From this week the annual investment allowance (AIA) will reduce to £25,000 per annum for all businesses incurring expenditure on plant or machinery.
The measure will have effect from 1 April for businesses liable to pay corporation tax, and 6 April 2012 for businesses within the charge to income tax.
This means that the requirement to deal with capital allowances for small businesses incurring minimal expenditure will be more straightforward as for most of the affected businesses the AIA of £25,000 would cover all of their capital expenditure.
An industry commentator has said “The Treasury tables show that this is one of the biggest sources of tax revenue next year – not much comfort to businesses trying to grow.”

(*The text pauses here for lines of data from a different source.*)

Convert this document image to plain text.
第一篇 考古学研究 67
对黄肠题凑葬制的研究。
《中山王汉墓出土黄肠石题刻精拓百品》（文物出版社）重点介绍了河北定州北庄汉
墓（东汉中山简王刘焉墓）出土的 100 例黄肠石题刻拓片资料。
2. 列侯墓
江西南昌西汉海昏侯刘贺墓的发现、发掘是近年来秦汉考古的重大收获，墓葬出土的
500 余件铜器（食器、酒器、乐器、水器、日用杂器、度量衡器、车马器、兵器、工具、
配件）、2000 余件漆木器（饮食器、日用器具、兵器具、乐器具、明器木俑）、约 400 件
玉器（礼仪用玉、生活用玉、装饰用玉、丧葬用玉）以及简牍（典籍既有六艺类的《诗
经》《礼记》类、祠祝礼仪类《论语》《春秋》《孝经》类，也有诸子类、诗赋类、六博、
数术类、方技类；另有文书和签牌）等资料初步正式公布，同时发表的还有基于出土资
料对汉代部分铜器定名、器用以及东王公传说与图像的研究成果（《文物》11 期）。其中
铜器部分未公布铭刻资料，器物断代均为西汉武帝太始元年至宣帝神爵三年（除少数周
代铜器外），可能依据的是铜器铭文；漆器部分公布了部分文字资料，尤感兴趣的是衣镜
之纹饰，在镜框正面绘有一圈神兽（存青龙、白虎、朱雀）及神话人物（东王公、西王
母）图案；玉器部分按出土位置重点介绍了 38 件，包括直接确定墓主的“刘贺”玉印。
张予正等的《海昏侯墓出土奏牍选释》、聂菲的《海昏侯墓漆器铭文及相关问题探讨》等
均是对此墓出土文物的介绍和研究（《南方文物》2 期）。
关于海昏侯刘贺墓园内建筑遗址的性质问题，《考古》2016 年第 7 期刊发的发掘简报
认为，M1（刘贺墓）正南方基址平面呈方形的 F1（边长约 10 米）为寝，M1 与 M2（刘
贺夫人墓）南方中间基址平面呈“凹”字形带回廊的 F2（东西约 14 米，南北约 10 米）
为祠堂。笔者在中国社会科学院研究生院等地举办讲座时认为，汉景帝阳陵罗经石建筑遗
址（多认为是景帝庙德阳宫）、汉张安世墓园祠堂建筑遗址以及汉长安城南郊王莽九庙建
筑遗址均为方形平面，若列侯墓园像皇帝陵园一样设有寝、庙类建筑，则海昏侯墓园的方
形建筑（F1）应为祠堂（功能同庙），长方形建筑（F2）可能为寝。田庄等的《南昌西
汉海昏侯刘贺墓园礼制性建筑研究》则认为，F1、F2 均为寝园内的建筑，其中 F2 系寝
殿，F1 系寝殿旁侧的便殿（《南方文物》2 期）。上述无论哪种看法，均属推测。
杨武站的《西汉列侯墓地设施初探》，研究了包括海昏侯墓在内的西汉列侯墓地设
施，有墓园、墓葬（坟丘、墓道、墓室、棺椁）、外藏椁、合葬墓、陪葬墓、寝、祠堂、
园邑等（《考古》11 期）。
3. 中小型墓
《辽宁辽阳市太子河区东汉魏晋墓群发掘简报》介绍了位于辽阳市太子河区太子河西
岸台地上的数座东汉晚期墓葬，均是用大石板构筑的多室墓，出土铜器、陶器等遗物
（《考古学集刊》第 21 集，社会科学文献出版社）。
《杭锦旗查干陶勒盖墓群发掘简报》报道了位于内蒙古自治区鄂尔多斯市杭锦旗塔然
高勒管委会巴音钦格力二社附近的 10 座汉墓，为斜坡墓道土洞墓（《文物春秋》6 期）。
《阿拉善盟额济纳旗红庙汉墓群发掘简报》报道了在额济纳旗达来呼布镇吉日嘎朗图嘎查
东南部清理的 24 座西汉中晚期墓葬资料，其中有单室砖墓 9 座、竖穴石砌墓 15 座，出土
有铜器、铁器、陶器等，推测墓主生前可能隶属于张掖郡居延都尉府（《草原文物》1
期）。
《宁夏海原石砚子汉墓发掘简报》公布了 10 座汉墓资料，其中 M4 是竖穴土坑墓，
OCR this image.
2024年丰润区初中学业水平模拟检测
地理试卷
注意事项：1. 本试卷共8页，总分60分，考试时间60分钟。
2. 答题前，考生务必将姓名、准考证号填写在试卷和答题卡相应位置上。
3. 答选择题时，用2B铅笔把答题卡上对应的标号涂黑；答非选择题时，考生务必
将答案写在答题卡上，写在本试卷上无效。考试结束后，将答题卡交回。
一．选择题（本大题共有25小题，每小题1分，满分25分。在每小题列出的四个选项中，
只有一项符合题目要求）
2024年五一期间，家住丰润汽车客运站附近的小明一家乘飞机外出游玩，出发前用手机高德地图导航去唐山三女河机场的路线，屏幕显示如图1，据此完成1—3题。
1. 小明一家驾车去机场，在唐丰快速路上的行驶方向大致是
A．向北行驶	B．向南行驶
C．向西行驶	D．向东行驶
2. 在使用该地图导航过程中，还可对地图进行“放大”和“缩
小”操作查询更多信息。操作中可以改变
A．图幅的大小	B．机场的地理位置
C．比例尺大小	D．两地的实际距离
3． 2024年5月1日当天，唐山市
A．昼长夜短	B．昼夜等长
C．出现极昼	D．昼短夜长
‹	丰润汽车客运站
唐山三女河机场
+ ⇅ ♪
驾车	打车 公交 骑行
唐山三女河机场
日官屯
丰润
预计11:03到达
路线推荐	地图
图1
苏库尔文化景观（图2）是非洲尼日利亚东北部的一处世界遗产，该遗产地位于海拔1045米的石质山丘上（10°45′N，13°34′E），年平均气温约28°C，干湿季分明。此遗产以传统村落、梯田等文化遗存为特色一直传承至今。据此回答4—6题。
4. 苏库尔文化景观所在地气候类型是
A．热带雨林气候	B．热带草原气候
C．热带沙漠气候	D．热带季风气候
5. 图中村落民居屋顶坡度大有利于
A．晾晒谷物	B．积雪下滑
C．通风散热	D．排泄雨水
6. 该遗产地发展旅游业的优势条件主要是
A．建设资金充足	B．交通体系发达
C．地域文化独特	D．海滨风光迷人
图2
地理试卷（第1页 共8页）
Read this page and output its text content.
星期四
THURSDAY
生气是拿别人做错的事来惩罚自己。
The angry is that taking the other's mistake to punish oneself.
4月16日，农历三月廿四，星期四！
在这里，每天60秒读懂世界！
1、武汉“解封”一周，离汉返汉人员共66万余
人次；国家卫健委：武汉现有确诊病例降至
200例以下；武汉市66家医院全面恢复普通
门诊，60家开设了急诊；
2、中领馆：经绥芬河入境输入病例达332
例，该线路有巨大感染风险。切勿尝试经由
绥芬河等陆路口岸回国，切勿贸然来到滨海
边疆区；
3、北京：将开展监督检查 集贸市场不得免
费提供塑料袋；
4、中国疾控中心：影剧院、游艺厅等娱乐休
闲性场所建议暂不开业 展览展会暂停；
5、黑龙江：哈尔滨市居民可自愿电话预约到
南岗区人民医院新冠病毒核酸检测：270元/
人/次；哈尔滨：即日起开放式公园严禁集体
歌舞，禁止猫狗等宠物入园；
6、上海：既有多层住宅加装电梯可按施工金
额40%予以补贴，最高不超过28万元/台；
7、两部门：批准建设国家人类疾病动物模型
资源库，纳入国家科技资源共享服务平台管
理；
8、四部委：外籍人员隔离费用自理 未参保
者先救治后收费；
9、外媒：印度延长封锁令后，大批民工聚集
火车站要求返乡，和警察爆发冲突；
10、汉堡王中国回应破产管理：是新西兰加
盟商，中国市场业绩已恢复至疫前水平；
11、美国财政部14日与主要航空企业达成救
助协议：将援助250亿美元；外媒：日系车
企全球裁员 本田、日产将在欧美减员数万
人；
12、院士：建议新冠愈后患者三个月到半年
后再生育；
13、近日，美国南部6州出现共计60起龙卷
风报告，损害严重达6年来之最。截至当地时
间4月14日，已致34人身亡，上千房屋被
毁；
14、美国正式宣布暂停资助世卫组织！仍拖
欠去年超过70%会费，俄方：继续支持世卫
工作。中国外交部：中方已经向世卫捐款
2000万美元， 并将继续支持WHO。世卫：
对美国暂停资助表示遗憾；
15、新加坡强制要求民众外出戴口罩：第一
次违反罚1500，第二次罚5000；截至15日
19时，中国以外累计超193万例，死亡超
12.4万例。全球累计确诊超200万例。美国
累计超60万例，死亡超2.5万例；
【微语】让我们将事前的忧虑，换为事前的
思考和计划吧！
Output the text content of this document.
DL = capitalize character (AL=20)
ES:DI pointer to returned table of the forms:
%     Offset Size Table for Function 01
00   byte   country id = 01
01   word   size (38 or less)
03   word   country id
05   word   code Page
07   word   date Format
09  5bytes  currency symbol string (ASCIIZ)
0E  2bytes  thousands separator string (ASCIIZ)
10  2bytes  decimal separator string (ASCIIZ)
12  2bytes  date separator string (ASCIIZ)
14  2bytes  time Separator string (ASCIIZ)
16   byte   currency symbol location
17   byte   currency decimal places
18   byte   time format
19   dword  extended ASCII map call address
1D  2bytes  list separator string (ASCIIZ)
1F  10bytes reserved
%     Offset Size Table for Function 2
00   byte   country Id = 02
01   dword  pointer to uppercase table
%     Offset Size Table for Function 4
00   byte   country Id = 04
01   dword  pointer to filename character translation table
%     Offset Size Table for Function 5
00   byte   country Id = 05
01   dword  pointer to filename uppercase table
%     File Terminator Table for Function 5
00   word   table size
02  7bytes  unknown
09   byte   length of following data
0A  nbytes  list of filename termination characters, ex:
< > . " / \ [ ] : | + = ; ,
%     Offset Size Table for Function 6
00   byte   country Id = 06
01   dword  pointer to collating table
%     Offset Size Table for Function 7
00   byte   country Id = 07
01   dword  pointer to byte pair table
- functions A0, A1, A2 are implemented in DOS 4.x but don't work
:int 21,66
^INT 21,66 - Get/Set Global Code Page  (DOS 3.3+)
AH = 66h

The measure to cut AIA, which enables businesses to claim full tax relief on most plant and machinery expenditure in the year it is incurred, is part of the package of corporate tax reforms, which includes the phased reduction in the main rate of corporation tax, intended to create a competitive corporate tax system and to support enterprise and long-term economic growth.
AIA is reduced from £100,000 to £25,000 to “refocus the simplification and cash-flow benefits it offers on smaller businesses,” (Treasury comment) they add that smaller business will be less likely to be adversely affected by the reduction in the AIA than larger businesses.
Qualifying capital expenditure above this limit will continue to receive tax relief through capital allowances.